UVA Students Entering Day 11 of Hunger Strike Want You to Know Their Fight is Real
The University of Virginia (UVA) hunger strike for a living wage entered its 11th day today with twenty students continuing to fast for a living wage for all University employees. Strikers say the majority of workers at the university are women and black.
After years of dialogue with administration, marches, rallies, petitions, and public resolutions, the Living Wage Campaign of UVA began a Hunger Strike on Feb. 18th to urge the university to enact a living wage policy. Organizers are asking school administrators to pay their employees enough to meet the basic cost of living in Charlottesville.
“Our University seeks to distinguish itself as a caring community and prides itself on traditions of honor and student self-governance. However, in our “caring community,” hundreds of contract employees may make as little as $7.25/hour while six out of the top ten highest paid state employees in Virginia hold administrative positions at the University,” wrote Joseph Williams, a hunger striker and football player at UVA, on Michael Moore’s website.

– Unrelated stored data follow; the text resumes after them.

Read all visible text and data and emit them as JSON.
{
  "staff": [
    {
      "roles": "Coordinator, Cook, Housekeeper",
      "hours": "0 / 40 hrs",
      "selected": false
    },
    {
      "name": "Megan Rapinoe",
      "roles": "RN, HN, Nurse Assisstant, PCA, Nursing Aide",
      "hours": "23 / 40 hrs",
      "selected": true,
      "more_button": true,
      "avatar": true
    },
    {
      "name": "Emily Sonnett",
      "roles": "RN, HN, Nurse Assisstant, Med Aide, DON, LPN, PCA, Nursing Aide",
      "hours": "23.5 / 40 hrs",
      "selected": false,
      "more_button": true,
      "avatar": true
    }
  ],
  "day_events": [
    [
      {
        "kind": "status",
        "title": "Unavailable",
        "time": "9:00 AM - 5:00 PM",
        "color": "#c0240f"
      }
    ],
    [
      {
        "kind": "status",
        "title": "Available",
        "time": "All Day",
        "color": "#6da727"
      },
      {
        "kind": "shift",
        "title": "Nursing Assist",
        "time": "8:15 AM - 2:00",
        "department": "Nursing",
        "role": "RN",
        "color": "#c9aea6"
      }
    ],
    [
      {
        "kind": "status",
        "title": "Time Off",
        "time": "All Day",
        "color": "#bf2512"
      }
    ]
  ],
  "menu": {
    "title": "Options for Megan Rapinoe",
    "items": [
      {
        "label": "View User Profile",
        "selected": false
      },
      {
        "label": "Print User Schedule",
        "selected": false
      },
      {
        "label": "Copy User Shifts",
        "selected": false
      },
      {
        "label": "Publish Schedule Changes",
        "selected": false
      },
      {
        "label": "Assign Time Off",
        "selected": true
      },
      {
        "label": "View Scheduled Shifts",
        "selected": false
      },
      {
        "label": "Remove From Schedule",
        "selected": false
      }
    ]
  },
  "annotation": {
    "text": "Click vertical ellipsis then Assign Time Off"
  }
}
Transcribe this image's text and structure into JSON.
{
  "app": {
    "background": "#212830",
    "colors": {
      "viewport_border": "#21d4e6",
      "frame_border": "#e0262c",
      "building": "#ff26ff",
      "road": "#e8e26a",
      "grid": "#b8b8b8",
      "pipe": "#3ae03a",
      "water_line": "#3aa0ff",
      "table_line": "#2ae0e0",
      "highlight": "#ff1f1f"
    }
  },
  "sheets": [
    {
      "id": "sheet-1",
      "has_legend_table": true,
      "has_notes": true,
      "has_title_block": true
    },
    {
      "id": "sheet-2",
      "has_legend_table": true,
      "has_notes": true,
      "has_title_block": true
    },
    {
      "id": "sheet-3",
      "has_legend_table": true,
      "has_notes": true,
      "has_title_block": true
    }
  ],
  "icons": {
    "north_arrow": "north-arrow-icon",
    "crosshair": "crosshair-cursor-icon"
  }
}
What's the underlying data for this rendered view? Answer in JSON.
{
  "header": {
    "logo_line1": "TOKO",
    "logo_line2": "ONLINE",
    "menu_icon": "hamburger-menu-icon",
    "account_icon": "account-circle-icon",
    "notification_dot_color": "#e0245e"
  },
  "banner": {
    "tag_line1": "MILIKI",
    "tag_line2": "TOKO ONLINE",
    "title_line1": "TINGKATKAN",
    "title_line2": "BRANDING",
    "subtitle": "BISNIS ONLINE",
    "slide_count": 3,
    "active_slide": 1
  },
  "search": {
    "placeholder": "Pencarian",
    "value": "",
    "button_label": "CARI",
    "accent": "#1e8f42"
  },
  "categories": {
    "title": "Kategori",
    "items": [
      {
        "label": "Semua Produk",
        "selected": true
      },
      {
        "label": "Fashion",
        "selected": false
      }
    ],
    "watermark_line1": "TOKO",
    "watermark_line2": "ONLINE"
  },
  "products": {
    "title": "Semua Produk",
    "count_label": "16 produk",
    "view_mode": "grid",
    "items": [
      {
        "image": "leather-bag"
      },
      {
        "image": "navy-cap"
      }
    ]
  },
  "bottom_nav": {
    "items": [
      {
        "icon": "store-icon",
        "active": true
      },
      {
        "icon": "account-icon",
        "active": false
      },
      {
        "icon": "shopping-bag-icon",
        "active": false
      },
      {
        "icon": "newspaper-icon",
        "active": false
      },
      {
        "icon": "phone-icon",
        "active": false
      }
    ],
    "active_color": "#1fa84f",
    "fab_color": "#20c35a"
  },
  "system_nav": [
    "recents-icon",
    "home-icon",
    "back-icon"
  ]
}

“Many employees, mostly women and African Americans, do not receive enough pay for their basic necessities to exist in Charlottesville, where the cost of living is nearly 10% higher than the national average,” Williams said.
The Campaign has committed to a hunger strike in order to urge UVA to adopt a living wage of $13.00/hr indexed to inflation for all university employees, including contracted employees.
Angelie Mendoza, a second year student at UVA, says she joined the hunger strike because her “family has gone through a lot of troubles over the years and I couldn’t let another family experience any bit of the troubles I’ve been through.”
Mendoza wants everyone to know the experiences of the workers, their testimonies, the hunger strike and the way everyone is feeling is “very real.”